Gambia to move from unique marble voting to ballot papers

Gambia to move from unique marble voting to ballot papers

The election authorities of the small West African nation of The Gambia that has been using marbles and ballot drums for over 50 years say they are now switching to ballot papers.

The chairman of Gambia’s Independent Electoral Commission, Alieu Mommar Naji said his institution is working on introducing ballot papers in the country’s coming local government elections slated for April 2018.

Njai, who dared to declare the election results against Gambia’s former dictator Yahya Jammeh, who rejected it a week after conceding defeat, said ballot papers are much convenient than the marbles.

The political change in Gambia has triggered mass participation in politics which makes it quite inconvenient to continue with the marbles.

“We cannot afford to continue with this ballot system… With the change of system in governance, Gambians are now participating in politics in numbers and that means in every election, we will make lots of drums and paint them with different colors.

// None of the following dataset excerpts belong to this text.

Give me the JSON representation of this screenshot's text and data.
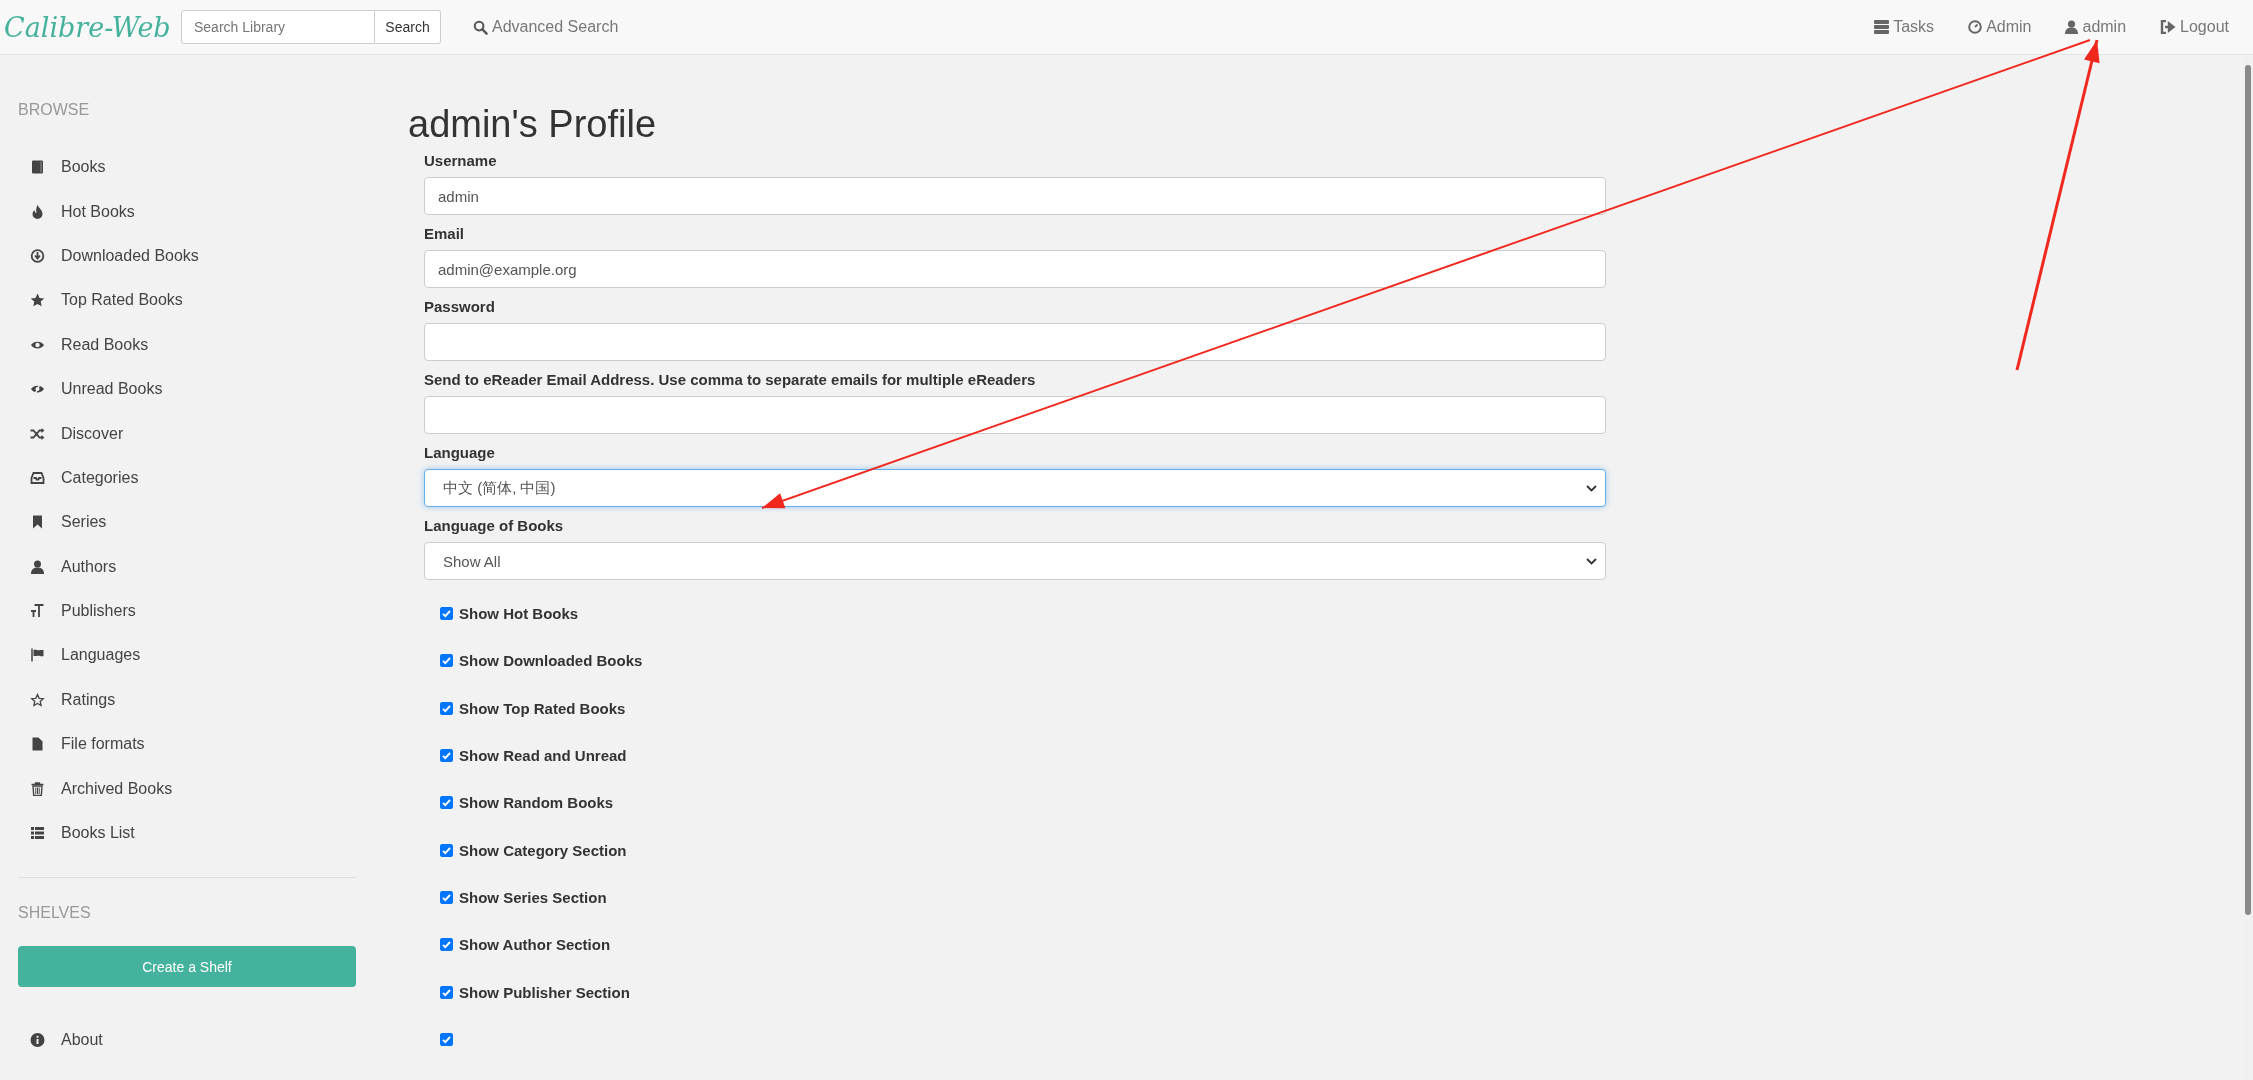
{
  "navbar": {
    "logo": "Calibre-Web",
    "search": {
      "placeholder": "Search Library",
      "button": "Search"
    },
    "advanced_search": "Advanced Search",
    "links": [
      {
        "kind": "tasks",
        "label": "Tasks"
      },
      {
        "kind": "admin",
        "label": "Admin"
      },
      {
        "kind": "user",
        "label": "admin"
      },
      {
        "kind": "logout",
        "label": "Logout"
      }
    ]
  },
  "sidebar": {
    "browse_heading": "BROWSE",
    "items": [
      {
        "kind": "book",
        "label": "Books"
      },
      {
        "kind": "fire",
        "label": "Hot Books"
      },
      {
        "kind": "download",
        "label": "Downloaded Books"
      },
      {
        "kind": "star",
        "label": "Top Rated Books"
      },
      {
        "kind": "eye",
        "label": "Read Books"
      },
      {
        "kind": "eye-slash",
        "label": "Unread Books"
      },
      {
        "kind": "shuffle",
        "label": "Discover"
      },
      {
        "kind": "inbox",
        "label": "Categories"
      },
      {
        "kind": "bookmark",
        "label": "Series"
      },
      {
        "kind": "user",
        "label": "Authors"
      },
      {
        "kind": "text",
        "label": "Publishers"
      },
      {
        "kind": "flag",
        "label": "Languages"
      },
      {
        "kind": "star-empty",
        "label": "Ratings"
      },
      {
        "kind": "file",
        "label": "File formats"
      },
      {
        "kind": "trash",
        "label": "Archived Books"
      },
      {
        "kind": "list",
        "label": "Books List"
      }
    ],
    "shelves_heading": "SHELVES",
    "create_shelf": "Create a Shelf",
    "about": "About"
  },
  "profile": {
    "title": "admin's Profile",
    "fields": [
      {
        "kind": "input",
        "label": "Username",
        "value": "admin"
      },
      {
        "kind": "input",
        "label": "Email",
        "value": "admin@example.org"
      },
      {
        "kind": "input",
        "label": "Password"
      },
      {
        "kind": "input",
        "label": "Send to eReader Email Address. Use comma to separate emails for multiple eReaders"
      },
      {
        "kind": "select",
        "label": "Language",
        "value": "中文 (简体, 中国)",
        "focused": true
      },
      {
        "kind": "select",
        "label": "Language of Books",
        "value": "Show All",
        "focused": false
      }
    ],
    "checkboxes": [
      {
        "label": "Show Hot Books",
        "checked": true
      },
      {
        "label": "Show Downloaded Books",
        "checked": true
      },
      {
        "label": "Show Top Rated Books",
        "checked": true
      },
      {
        "label": "Show Read and Unread",
        "checked": true
      },
      {
        "label": "Show Random Books",
        "checked": true
      },
      {
        "label": "Show Category Section",
        "checked": true
      },
      {
        "label": "Show Series Section",
        "checked": true
      },
      {
        "label": "Show Author Section",
        "checked": true
      },
      {
        "label": "Show Publisher Section",
        "checked": true
      },
      {
        "checked": true
      }
    ]
  },
  "annotations": [
    {
      "kind": "arrow"
    },
    {
      "kind": "arrow"
    }
  ]
}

“That why we are working towards a paper ballot system. These drums are not just expensive to make but you have to paint them with party color and where you have independent candidates, you give each a color,” said Njai.

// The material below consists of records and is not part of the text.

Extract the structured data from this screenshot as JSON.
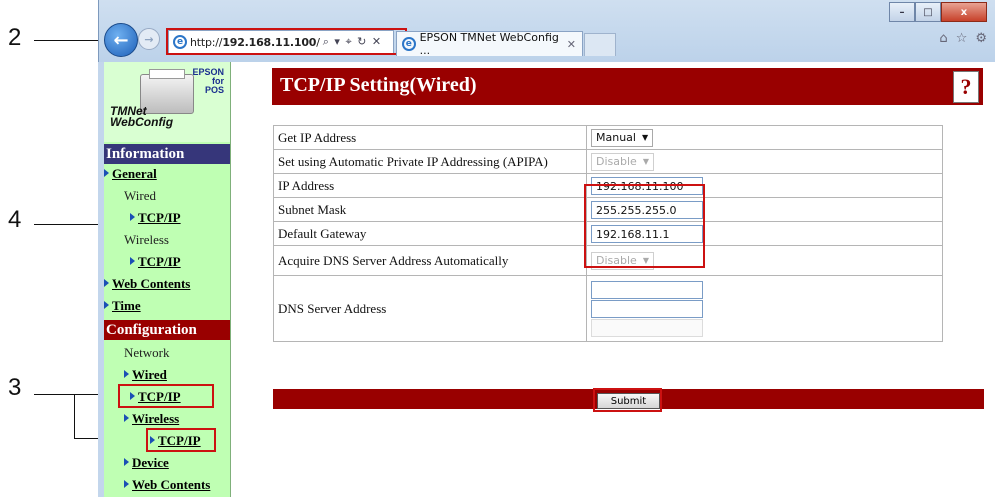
{
  "browser": {
    "url_prefix": "http://",
    "url_host": "192.168.11.100",
    "url_suffix": "/",
    "address_controls": "⌕ ▾ ⌖ ↻ ✕",
    "tab_title": "EPSON TMNet WebConfig ...",
    "tab_close": "✕",
    "window_controls": {
      "minimize": "–",
      "maximize": "□",
      "close": "x"
    },
    "toolbar_icons": [
      "home-icon",
      "star-icon",
      "gear-icon"
    ]
  },
  "sidebar": {
    "logo": {
      "brand": "EPSON",
      "brand_line2": "for",
      "brand_line3": "POS",
      "product_line1": "TMNet",
      "product_line2": "WebConfig"
    },
    "information_header": "Information",
    "general": "General",
    "wired": "Wired",
    "wired_tcpip": "TCP/IP",
    "wireless": "Wireless",
    "wireless_tcpip": "TCP/IP",
    "web_contents": "Web Contents",
    "time": "Time",
    "configuration_header": "Configuration",
    "network": "Network",
    "conf_wired": "Wired",
    "conf_wired_tcpip": "TCP/IP",
    "conf_wireless": "Wireless",
    "conf_wireless_tcpip": "TCP/IP",
    "device": "Device",
    "conf_web_contents": "Web Contents"
  },
  "page": {
    "title": "TCP/IP Setting(Wired)",
    "help_glyph": "?",
    "rows": {
      "get_ip": {
        "label": "Get IP Address",
        "value": "Manual"
      },
      "apipa": {
        "label": "Set using Automatic Private IP Addressing (APIPA)",
        "value": "Disable"
      },
      "ip": {
        "label": "IP Address",
        "value": "192.168.11.100"
      },
      "subnet": {
        "label": "Subnet Mask",
        "value": "255.255.255.0"
      },
      "gateway": {
        "label": "Default Gateway",
        "value": "192.168.11.1"
      },
      "dns_auto": {
        "label": "Acquire DNS Server Address Automatically",
        "value": "Disable"
      },
      "dns": {
        "label": "DNS Server Address",
        "values": [
          "",
          "",
          ""
        ]
      }
    },
    "submit_label": "Submit"
  },
  "callouts": {
    "c2": "2",
    "c3": "3",
    "c4": "4"
  },
  "colors": {
    "accent_red": "#990000",
    "info_blue": "#36367a",
    "sidebar_green": "#bfffb3",
    "highlight": "#cc1111"
  }
}
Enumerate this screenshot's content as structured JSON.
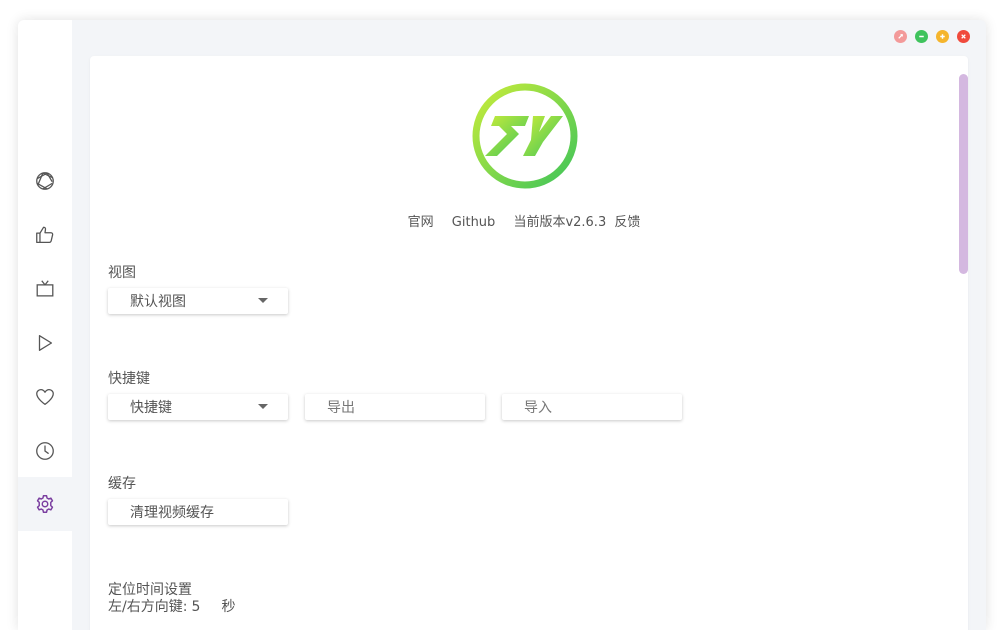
{
  "window": {
    "controls": [
      {
        "name": "fullscreen",
        "color": "#f39a9a"
      },
      {
        "name": "minimize",
        "color": "#3fc35d"
      },
      {
        "name": "maximize",
        "color": "#f5b52d"
      },
      {
        "name": "close",
        "color": "#f04a3c"
      }
    ]
  },
  "sidebar": {
    "items": [
      {
        "icon": "aperture-icon"
      },
      {
        "icon": "thumbs-up-icon"
      },
      {
        "icon": "tv-icon"
      },
      {
        "icon": "play-icon"
      },
      {
        "icon": "heart-icon"
      },
      {
        "icon": "clock-icon"
      },
      {
        "icon": "gear-icon",
        "active": true
      }
    ],
    "accent_color": "#7b3fa0"
  },
  "about": {
    "logo_text": "ZY",
    "links": {
      "website": "官网",
      "github": "Github",
      "version": "当前版本v2.6.3",
      "feedback": "反馈"
    }
  },
  "settings": {
    "view": {
      "label": "视图",
      "selected": "默认视图"
    },
    "shortcuts": {
      "label": "快捷键",
      "selected": "快捷键",
      "export_label": "导出",
      "import_label": "导入"
    },
    "cache": {
      "label": "缓存",
      "clear_button": "清理视频缓存"
    },
    "seek": {
      "label": "定位时间设置",
      "arrow_label": "左/右方向键:",
      "value": "5",
      "unit": "秒"
    }
  }
}
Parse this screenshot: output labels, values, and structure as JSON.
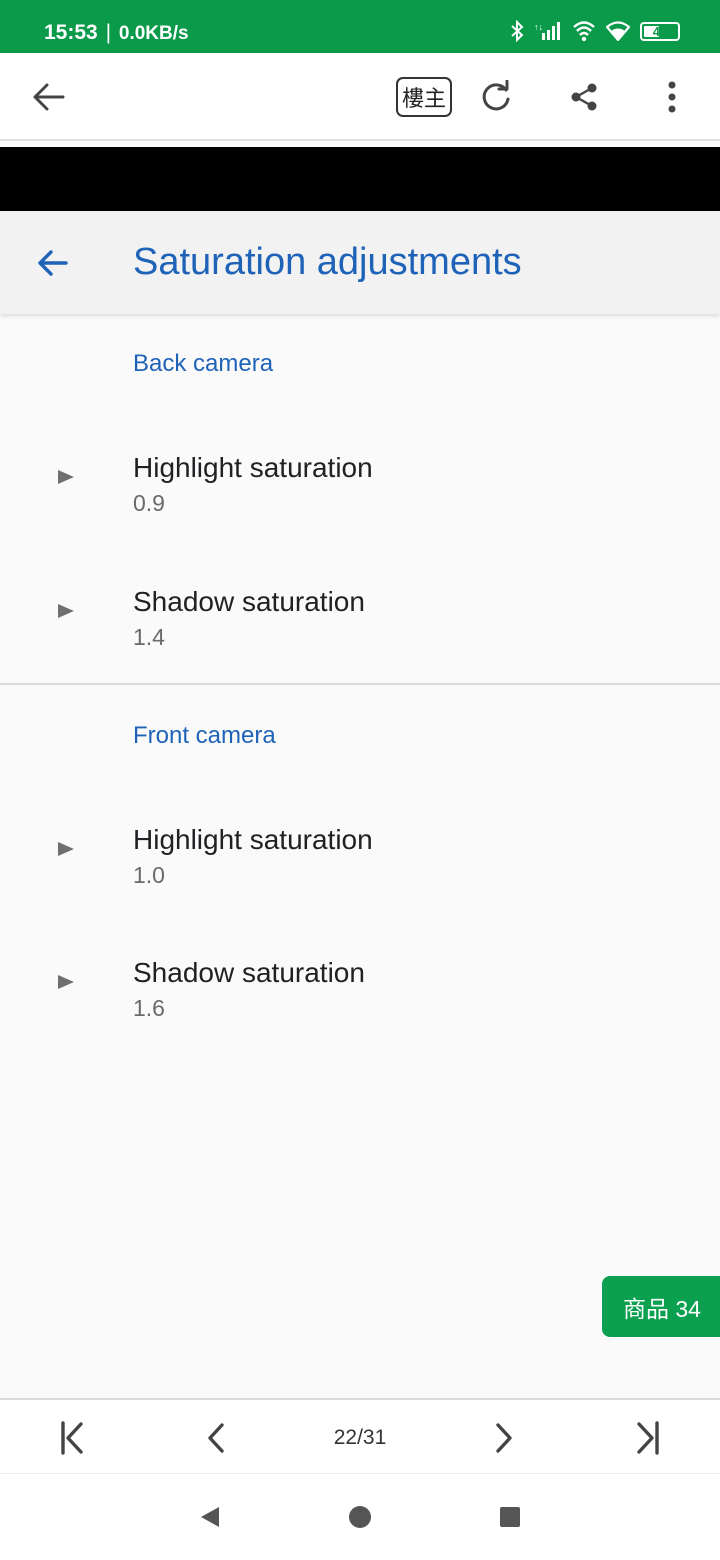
{
  "status_bar": {
    "time": "15:53",
    "separator": "|",
    "net_speed": "0.0KB/s",
    "icons": [
      "bluetooth-icon",
      "signal-icon",
      "hotspot-icon",
      "wifi-icon",
      "battery-icon"
    ],
    "battery_level": "47",
    "battery_fraction": 0.47
  },
  "app_bar": {
    "back_icon": "arrow-left-icon",
    "louzhu_label": "樓主",
    "icons": [
      "refresh-icon",
      "share-icon",
      "more-vert-icon"
    ]
  },
  "settings": {
    "title": "Saturation adjustments",
    "sections": [
      {
        "header": "Back camera",
        "items": [
          {
            "title": "Highlight saturation",
            "value": "0.9"
          },
          {
            "title": "Shadow saturation",
            "value": "1.4"
          }
        ]
      },
      {
        "header": "Front camera",
        "items": [
          {
            "title": "Highlight saturation",
            "value": "1.0"
          },
          {
            "title": "Shadow saturation",
            "value": "1.6"
          }
        ]
      }
    ]
  },
  "goods_button": {
    "label": "商品 34"
  },
  "pager": {
    "label": "22/31"
  },
  "colors": {
    "status_green": "#0a9a4a",
    "accent_blue": "#1f63b8",
    "goods_green": "#0aa04f"
  }
}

Gambia has a high level of illiteracy and the unique voting system was introduced in the early 1960s to address that but Njai said the country is now prepared for ballot papers.

“There are countries using the ballot papers that have lower literacy level than us,” he argued.

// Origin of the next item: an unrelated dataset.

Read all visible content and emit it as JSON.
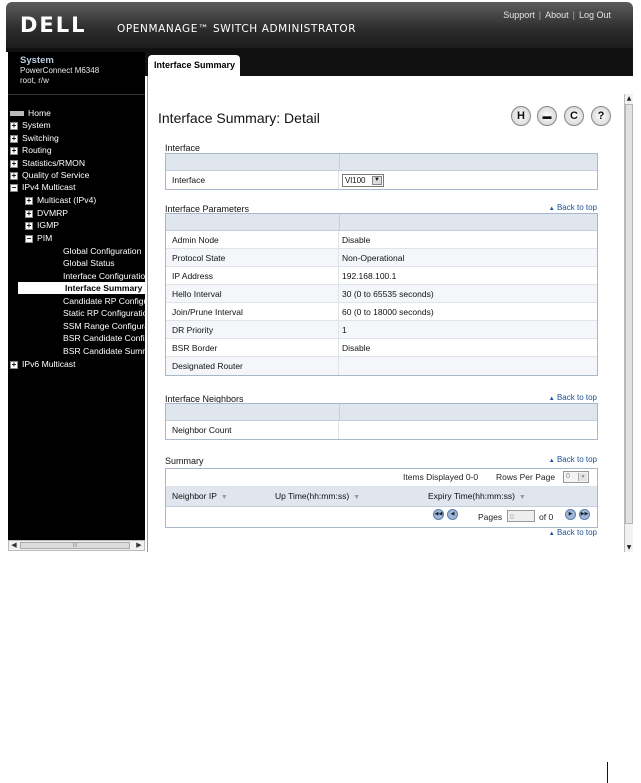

When a marble is dropped into the drum, it hits a bell which indicates a vote has just been cast. To prevent other sounds the drum has saw dust or sand inside.

Counting is snappy as the marbles are poured from the ballot drum into a wooden tray with 200 or 500 holes.

Gambia has witnessed a historic political change on December 1 last year where entrenched dictator Jammeh suffered defeat at the hands of coalition opposition leader, Adama Barrow.

In the country’s recent parliamentary polls, a historic 239 candidates have contested for 53 constituencies with the longtime main opposition party, the UDP, which is also part of the coalition government, winning an absolute majority.